Мой друг Дэвид, уроженец Чэнду, указывает палочками для еды на перец в дьявольском вареве и говорит:

— В горячем виде все становится еще ядреней.

Он кивает на семью местных жителей за большим общим столом, сидящую вокруг такого же адского котла. Мать семейства с красным лицом прижимает к груди кулак. Отец утирает пот с шеи. Дэвид усмехается и опускает кусок сырой говядины в кипящий горшок, поворачивает его там несколько секунд, затем окунает в более прохладное масло и сует в рот.

— Диарея назавтра обеспечена, — обещает он.

— У меня или у тебя? — я спрашиваю, полагая, что его беспокоит мой изнеженный западный метаболизм.

— Да, нет. Назавтра расплачиваются все, — смеется он. — Но тем не менее мы всегда возвращаемся снова. Вот увидишь. Это затягивает.

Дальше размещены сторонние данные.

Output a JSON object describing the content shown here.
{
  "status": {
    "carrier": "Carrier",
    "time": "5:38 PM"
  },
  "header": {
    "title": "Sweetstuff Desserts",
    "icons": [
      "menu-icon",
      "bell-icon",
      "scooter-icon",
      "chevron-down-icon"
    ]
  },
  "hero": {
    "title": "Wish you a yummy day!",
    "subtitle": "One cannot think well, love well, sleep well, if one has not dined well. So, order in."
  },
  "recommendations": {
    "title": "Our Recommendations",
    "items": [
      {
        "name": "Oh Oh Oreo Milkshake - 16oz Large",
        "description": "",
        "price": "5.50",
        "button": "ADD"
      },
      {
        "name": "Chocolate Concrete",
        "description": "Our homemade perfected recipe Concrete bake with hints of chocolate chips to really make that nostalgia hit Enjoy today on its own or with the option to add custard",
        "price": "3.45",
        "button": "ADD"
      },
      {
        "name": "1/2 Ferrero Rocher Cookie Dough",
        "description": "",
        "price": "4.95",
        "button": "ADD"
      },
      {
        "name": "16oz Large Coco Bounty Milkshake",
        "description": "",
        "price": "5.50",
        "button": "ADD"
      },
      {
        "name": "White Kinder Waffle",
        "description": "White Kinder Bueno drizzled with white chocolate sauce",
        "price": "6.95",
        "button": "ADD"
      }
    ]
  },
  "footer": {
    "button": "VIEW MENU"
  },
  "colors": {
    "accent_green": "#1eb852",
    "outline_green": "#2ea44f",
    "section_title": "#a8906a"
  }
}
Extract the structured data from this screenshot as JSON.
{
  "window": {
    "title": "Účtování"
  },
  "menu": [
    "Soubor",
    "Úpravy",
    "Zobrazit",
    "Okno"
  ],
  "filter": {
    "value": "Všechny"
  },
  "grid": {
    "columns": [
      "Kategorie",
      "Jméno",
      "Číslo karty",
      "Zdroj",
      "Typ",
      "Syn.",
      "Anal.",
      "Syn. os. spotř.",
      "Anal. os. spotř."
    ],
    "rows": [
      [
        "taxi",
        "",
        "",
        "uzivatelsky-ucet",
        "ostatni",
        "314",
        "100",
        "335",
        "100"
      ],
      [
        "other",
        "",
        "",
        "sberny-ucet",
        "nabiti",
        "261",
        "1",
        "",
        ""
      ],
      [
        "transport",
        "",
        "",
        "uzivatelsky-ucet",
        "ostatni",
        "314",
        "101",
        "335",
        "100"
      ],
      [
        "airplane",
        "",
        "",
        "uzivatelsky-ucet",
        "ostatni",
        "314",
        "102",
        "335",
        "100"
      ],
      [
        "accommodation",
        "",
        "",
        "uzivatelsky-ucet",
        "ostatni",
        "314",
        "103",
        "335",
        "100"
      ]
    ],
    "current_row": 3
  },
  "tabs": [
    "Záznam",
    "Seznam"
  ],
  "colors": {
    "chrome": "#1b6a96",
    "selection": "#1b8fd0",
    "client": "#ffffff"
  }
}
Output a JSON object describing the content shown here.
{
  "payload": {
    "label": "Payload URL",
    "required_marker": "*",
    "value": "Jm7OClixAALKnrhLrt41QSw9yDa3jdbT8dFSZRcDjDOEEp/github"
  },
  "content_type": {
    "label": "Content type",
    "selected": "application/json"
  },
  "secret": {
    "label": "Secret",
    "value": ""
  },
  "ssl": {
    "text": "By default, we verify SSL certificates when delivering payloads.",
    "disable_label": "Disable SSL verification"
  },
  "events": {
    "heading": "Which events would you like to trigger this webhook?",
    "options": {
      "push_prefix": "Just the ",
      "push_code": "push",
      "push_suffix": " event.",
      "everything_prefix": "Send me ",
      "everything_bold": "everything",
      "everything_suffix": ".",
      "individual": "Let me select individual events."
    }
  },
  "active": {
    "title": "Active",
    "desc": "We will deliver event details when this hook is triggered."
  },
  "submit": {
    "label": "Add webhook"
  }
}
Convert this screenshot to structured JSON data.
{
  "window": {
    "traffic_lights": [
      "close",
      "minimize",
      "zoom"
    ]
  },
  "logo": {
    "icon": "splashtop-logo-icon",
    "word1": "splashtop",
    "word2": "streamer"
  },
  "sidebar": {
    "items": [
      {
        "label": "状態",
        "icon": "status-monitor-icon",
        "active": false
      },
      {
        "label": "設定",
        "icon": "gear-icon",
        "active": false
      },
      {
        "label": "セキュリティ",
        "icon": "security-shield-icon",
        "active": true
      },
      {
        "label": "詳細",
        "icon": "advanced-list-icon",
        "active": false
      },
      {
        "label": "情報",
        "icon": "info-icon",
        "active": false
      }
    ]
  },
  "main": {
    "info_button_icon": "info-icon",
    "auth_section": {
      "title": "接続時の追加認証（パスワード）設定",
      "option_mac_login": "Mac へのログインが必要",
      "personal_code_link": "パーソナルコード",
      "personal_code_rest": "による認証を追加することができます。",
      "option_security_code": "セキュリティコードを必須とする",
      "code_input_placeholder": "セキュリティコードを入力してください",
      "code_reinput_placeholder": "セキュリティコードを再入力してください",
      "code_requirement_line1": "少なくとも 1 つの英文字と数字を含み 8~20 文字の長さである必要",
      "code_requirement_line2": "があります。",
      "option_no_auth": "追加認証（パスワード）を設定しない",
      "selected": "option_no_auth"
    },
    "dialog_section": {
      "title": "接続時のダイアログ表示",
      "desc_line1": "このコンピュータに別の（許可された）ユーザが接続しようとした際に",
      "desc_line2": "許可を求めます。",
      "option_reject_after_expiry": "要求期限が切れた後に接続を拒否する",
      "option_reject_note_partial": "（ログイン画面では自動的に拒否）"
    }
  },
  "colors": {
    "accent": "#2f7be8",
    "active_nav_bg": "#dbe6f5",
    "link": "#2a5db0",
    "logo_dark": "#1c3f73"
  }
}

Перед нами ставят новые тарелки: с сырым цыпленком, с креветками, с нарезанной почкой, с перепелиными яйцами, с лапшой. И все это прежде, чем быть проглоченным, попадает в бурно кипящее масло. Просто какое-то смертельное фондю. Мы заказали самый ядреный, «самый жгучий» вариант в городе, известном своей безудержной страстью к перцу, и порочность этого пристрастия поистине великолепна — смесь удовольствия и страдания. Я чувствую себя странно, соревнуясь с Дэвидом.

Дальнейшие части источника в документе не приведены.